Texas’ limits on abortion clinics struck down
WASHINGTON — The Supreme Court struck down a Texas law Monday that was blamed for the closing of three out of four abortion clinics in the state.
The decision sends a warning shot to other conservative states that cite medical safety issues in applying new restrictions on abortion clinics.
The 5-3 ruling capped the court’s term and marked the justices’ latest boundary setting for legislators who try to impose abortion-related restrictions.
“Neither of these (challenged) provisions offers medical benefits sufficient to justify the burdens upon access that each imposes,” Justice Stephen Breyer wrote in the majority opinion Monday. “Each places a substantial obstacle in the path of women seeking ... abortion, each constitutes an undue burden on abortion access and each violates the federal Constitution.”
Breyer was joined by Justice Anthony Kennedy, a Republican appointee, and liberal Justices Ruth Bader Ginsburg, Elena Kagan and Sonia Sotomayor in the decision.
Chief Justice John Roberts Jr. joined Justices Clarence Thomas and Samuel Alito in dissent. “That decision exemplifies the court’s troubling tendency to bend the rules when any effort to limit abortion, or even to speak in opposition to abortion, is at issue,” Thomas wrote.
With a 5-3 ruling, the addition of the late Justice Antonin Scalia would have made no difference to the outcome. Nor would the addition of a liberal appointee to replace him.

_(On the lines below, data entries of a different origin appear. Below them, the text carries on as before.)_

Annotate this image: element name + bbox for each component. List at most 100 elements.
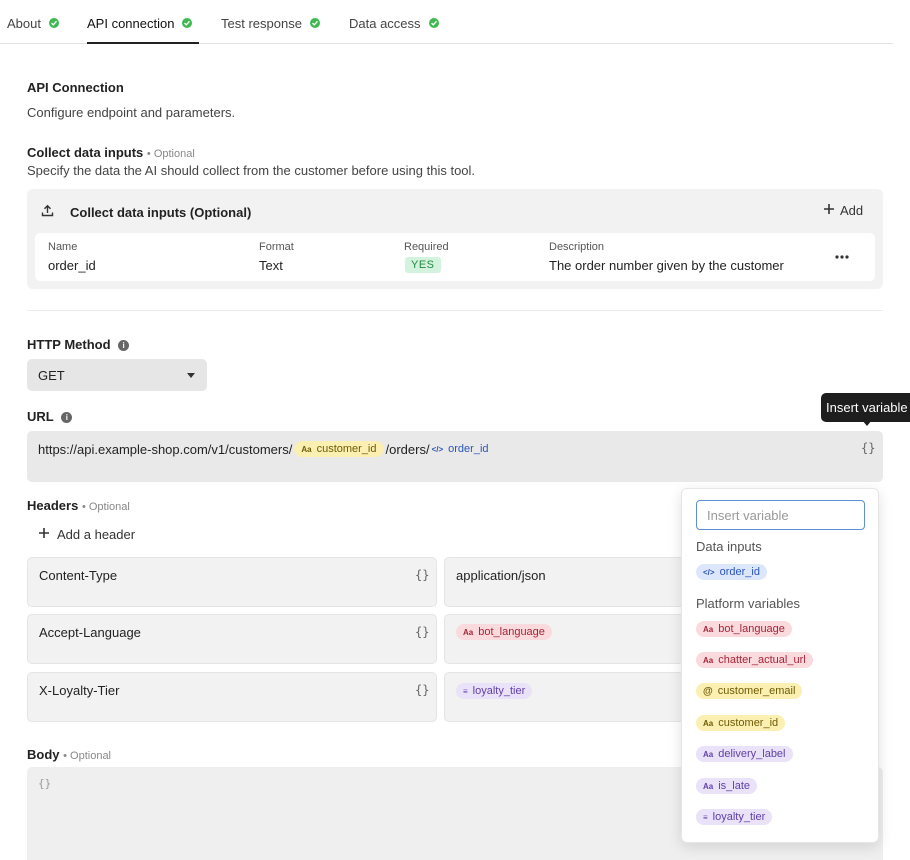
check-icon (48, 18, 59, 28)
variable-option-order-id[interactable]: </> order_id (696, 564, 767, 580)
tab-label: API connection (87, 15, 175, 31)
col-format-header: Format (259, 241, 294, 253)
platform-variables-heading: Platform variables (696, 596, 801, 611)
body-heading: Body • Optional (27, 747, 111, 762)
text-variable-icon: Aa (703, 655, 714, 665)
chip-label: loyalty_tier (712, 811, 766, 823)
insert-variable-icon[interactable]: {} (861, 441, 875, 455)
variable-option-customer-id[interactable]: Aa customer_id (696, 715, 786, 731)
chip-label: customer_email (717, 685, 796, 697)
code-icon: </> (703, 567, 715, 577)
tab-about[interactable]: About (7, 14, 59, 32)
plus-icon (38, 527, 50, 542)
header-key: Accept-Language (39, 625, 141, 640)
chip-label: customer_id (718, 717, 779, 729)
check-icon (309, 18, 320, 28)
variable-chip[interactable]: Aa bot_language (456, 624, 552, 640)
header-value-input[interactable]: Aa bot_language (444, 614, 684, 664)
header-value-input[interactable]: ≡ loyalty_tier (444, 672, 684, 722)
row-description: The order number given by the customer (549, 258, 784, 273)
list-variable-icon: ≡ (703, 812, 708, 822)
tab-label: About (7, 15, 41, 31)
text-variable-icon: Aa (703, 624, 714, 634)
at-icon: @ (703, 685, 713, 697)
header-key: Content-Type (39, 568, 118, 583)
variable-option-loyalty-tier[interactable]: ≡ loyalty_tier (696, 809, 773, 825)
http-method-value: GET (38, 368, 65, 383)
chip-label: is_late (718, 780, 751, 792)
section-title: API Connection (27, 80, 124, 95)
variable-option-bot-language[interactable]: Aa bot_language (696, 621, 792, 637)
http-method-select[interactable]: GET (27, 359, 207, 391)
tab-data-access[interactable]: Data access (349, 14, 439, 32)
tab-label: Test response (221, 15, 302, 31)
row-format: Text (259, 258, 283, 273)
variable-option-chatter-actual-url[interactable]: Aa chatter_actual_url (696, 652, 813, 668)
collect-heading: Collect data inputs • Optional (27, 145, 195, 160)
variable-chip[interactable]: </> order_id (430, 441, 496, 457)
chip-label: chatter_actual_url (718, 654, 806, 666)
info-icon: i (61, 412, 73, 424)
insert-variable-icon[interactable]: {} (415, 625, 429, 639)
url-input[interactable]: https://api.example-shop.com/v1/customer… (27, 431, 883, 482)
data-input-row[interactable]: Name order_id Format Text Required YES D… (35, 233, 875, 281)
chip-label: bot_language (478, 626, 545, 638)
variable-option-customer-email[interactable]: @ customer_email (696, 683, 803, 699)
info-icon: i (118, 340, 130, 352)
add-header-button[interactable]: Add a header (38, 527, 135, 542)
variable-search-input[interactable] (696, 500, 865, 530)
insert-variable-tooltip: Insert variable (821, 393, 910, 422)
collect-data-card: Collect data inputs (Optional) Add Name … (27, 189, 883, 289)
header-key-input[interactable]: Accept-Language {} (27, 614, 437, 664)
text-variable-icon: Aa (703, 718, 714, 728)
variable-chip[interactable]: ≡ loyalty_tier (456, 683, 533, 699)
plus-icon (823, 203, 835, 218)
body-placeholder: {} (38, 777, 52, 790)
url-prefix: https://api.example-shop.com/v1/customer… (38, 441, 293, 457)
row-name: order_id (48, 258, 96, 273)
add-label: Add (840, 203, 864, 218)
tooltip-arrow (862, 420, 872, 426)
add-header-label: Add a header (57, 527, 136, 542)
header-key-input[interactable]: Content-Type {} (27, 557, 437, 607)
collect-description: Specify the data the AI should collect f… (27, 163, 476, 178)
check-icon (182, 18, 193, 28)
http-method-label: HTTP Method (27, 337, 111, 352)
tab-test-response[interactable]: Test response (221, 14, 320, 32)
check-icon (428, 18, 439, 28)
col-description-header: Description (549, 241, 605, 253)
url-value: https://api.example-shop.com/v1/customer… (38, 441, 496, 457)
chip-label: loyalty_tier (472, 685, 526, 697)
chip-label: customer_id (316, 443, 377, 455)
url-heading: URL i (27, 409, 73, 424)
section-subtitle: Configure endpoint and parameters. (27, 105, 236, 120)
url-label: URL (27, 409, 54, 424)
header-key-input[interactable]: X-Loyalty-Tier {} (27, 672, 437, 722)
variable-chip[interactable]: Aa customer_id (294, 441, 384, 457)
body-label: Body (27, 747, 60, 762)
header-value-input[interactable]: application/json (444, 557, 684, 607)
collect-card-title: Collect data inputs (Optional) (70, 205, 252, 220)
more-options-icon[interactable] (834, 250, 850, 267)
text-variable-icon: Aa (463, 627, 474, 637)
variable-option-delivery-label[interactable]: Aa delivery_label (696, 746, 793, 762)
chip-label: delivery_label (718, 748, 786, 760)
tab-label: Data access (349, 15, 421, 31)
chip-label: order_id (448, 443, 489, 455)
insert-variable-icon[interactable]: {} (415, 568, 429, 582)
text-variable-icon: Aa (703, 749, 714, 759)
http-method-heading: HTTP Method i (27, 337, 130, 352)
optional-label: • Optional (146, 148, 195, 160)
header-value: application/json (456, 568, 546, 583)
variable-option-is-late[interactable]: Aa is_late (696, 778, 758, 794)
insert-variable-icon[interactable]: {} (415, 683, 429, 697)
add-input-button[interactable]: Add (823, 203, 863, 218)
header-key: X-Loyalty-Tier (39, 683, 120, 698)
upload-icon (41, 204, 54, 220)
section-divider (27, 310, 883, 311)
active-tab-indicator (87, 42, 199, 44)
url-middle: /orders/ (385, 441, 430, 457)
tab-api-connection[interactable]: API connection (87, 14, 193, 32)
optional-label: • Optional (81, 501, 130, 513)
collect-title: Collect data inputs (27, 145, 144, 160)
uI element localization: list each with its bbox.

One of the most closely watched cases of the Supreme Court’s term, the dispute divided states and reignited passions on all sides of the abortion issue. While California, Washington and a dozen other states sided with Whole Woman’s Health, more than 20 states — including Florida, Georgia, Idaho, Kansas and South Carolina — supported Texas.
All the states will be guided in their future abortion-policy decisions by the court’s decision, and some of the other states’ laws could quickly fall.
“Today’s ruling should send a clear message to legislators that measures aimed at curtailing a woman’s constitutional right to have an abortion will not be tolerated,” American Constitution Society President Caroline Fredrickson said in a statement.
Sen. Dianne Feinstein, D-Calif., praised the 40-page decision as a “significant victory for women’s reproductive rights,” while President Barack Obama declared himself pleased.
Texas Gov. Greg Abbott countered that “the decision erodes states’ law-making authority to safeguard the health and safety of women and subjects more innocent life to being lost.”
“Common-sense requirements that abortion clinics be held to the same standards as other medical facilities put the health of the patient first,” said Sen. John Cornyn, R-Texas.